Névroses numériques et cyberdépendance : Du syndrome de la perte de chance (FOMO) aux troubles de l'attention cliniques en raison de la multitâche constante.
Problèmes liés aux milieux artificiels : "Syndrome du bâtiment malade", conséquences de l'exposition prolongée à de nouvelles chimies des matériaux et aux particules aéroportées des imprimantes 3D.
Pathologies iatrogéniques des implants et des interfaces biologiques : Rejet des implants neuronaux, cyberattaques sur les dispositifs médicaux implantés (stimulateurs cardiaques, pompes à insuline).
Maladies environnementales.
Conséquences des catastrophes climatiques : Augmentation des maladies cardiovasculaires et pulmonaires dues à la chaleur extrême et aux incendies de forêt (particules PM2,5), épidémies d'infections après les inondations.
Pollution chimique : Les perturbateurs endocriniens (biphényle A, phthalates) dans les plastiques sont liés à l'augmentation de l'infertilité, de l'obésité, de certains types de cancer.
Multipathologie gériatrique. Le patient principal sera le vieillard souffrant de 5 à 7 maladies chroniques interconnectées (par exemple, diabète + insuffisance cardiaque + insuffisance rénale + ostéoporose). La médecine se confrontera au problème de la polypharmacie (prise multiple de médicaments) et de leurs interactions.
Maladies liées à la révision du génome. Avec la diffusion des technologies telles que CRISPR-Cas9, peuvent survenir des conséquences non intentionnelles de la thérapie génique (effets hors cible, risques à long terme de carcinogenèse), ainsi que des dilemmes éthiques liés à l'amélioration de l'homme.
L'avenir de la médecine réside dans la paradigme prédictif, préventif et personnalisé (médecine P4).
Prédictif : L'analyse du génome, du microbiote, des données des appareils portables permettra de prédire les risques des années avant le début de la maladie.
Préventif : Sur la base de la prédiction, des interventions personnalisées seront proposées - de l'alimentation et du mode de vie à la thérapie préclinique.
Personnalisé : Le traitement sera adapté sur la base du profil génétique de la tumeur ou de la pathologie spécifique du patient.
Participatif (co-dirigé) : Le patient deviendra un gestionnaire actif de sa santé à travers des plateformes numériques.

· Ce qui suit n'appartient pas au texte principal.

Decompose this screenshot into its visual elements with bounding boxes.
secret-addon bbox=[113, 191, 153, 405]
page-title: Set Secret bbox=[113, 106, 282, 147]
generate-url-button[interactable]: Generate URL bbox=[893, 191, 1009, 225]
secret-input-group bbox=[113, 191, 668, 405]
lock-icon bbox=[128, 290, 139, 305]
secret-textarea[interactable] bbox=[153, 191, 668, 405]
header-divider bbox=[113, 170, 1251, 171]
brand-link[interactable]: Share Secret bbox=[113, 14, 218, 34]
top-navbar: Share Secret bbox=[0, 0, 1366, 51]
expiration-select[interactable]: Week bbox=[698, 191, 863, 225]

Les maladies de la première moitié du XXIe siècle reflètent les triomphes et les coûts du progrès. Nous avons vaincu la peste et la variole, mais avons engendré des pandémies de diabète et de dépression. Nous avons créé des antibiotiques, mais avons déclenché l'apocalypse antimicrobienne. À l'avenir, nous ne serons pas confrontés à l'apparition d'une ou deux "nouvelles" maladies, mais à une complexification du paysage pathologique : superposition des risques technologiques, environnementaux et sociaux sur un organisme vieillissant. Le succès dépendra de la capacité de la médecine à passer de la lutte réactive contre les symptômes à une gestion proactive des trajectoires complexes de santé tout au long de la vie de l'homme. Le principal défi ne sera pas la recherche de la "pilule magique", mais une restructuration systémique de l'environnement de vie, de l'alimentation et des relations sociales dans l'intérêt du bien-être biologique de l'homme.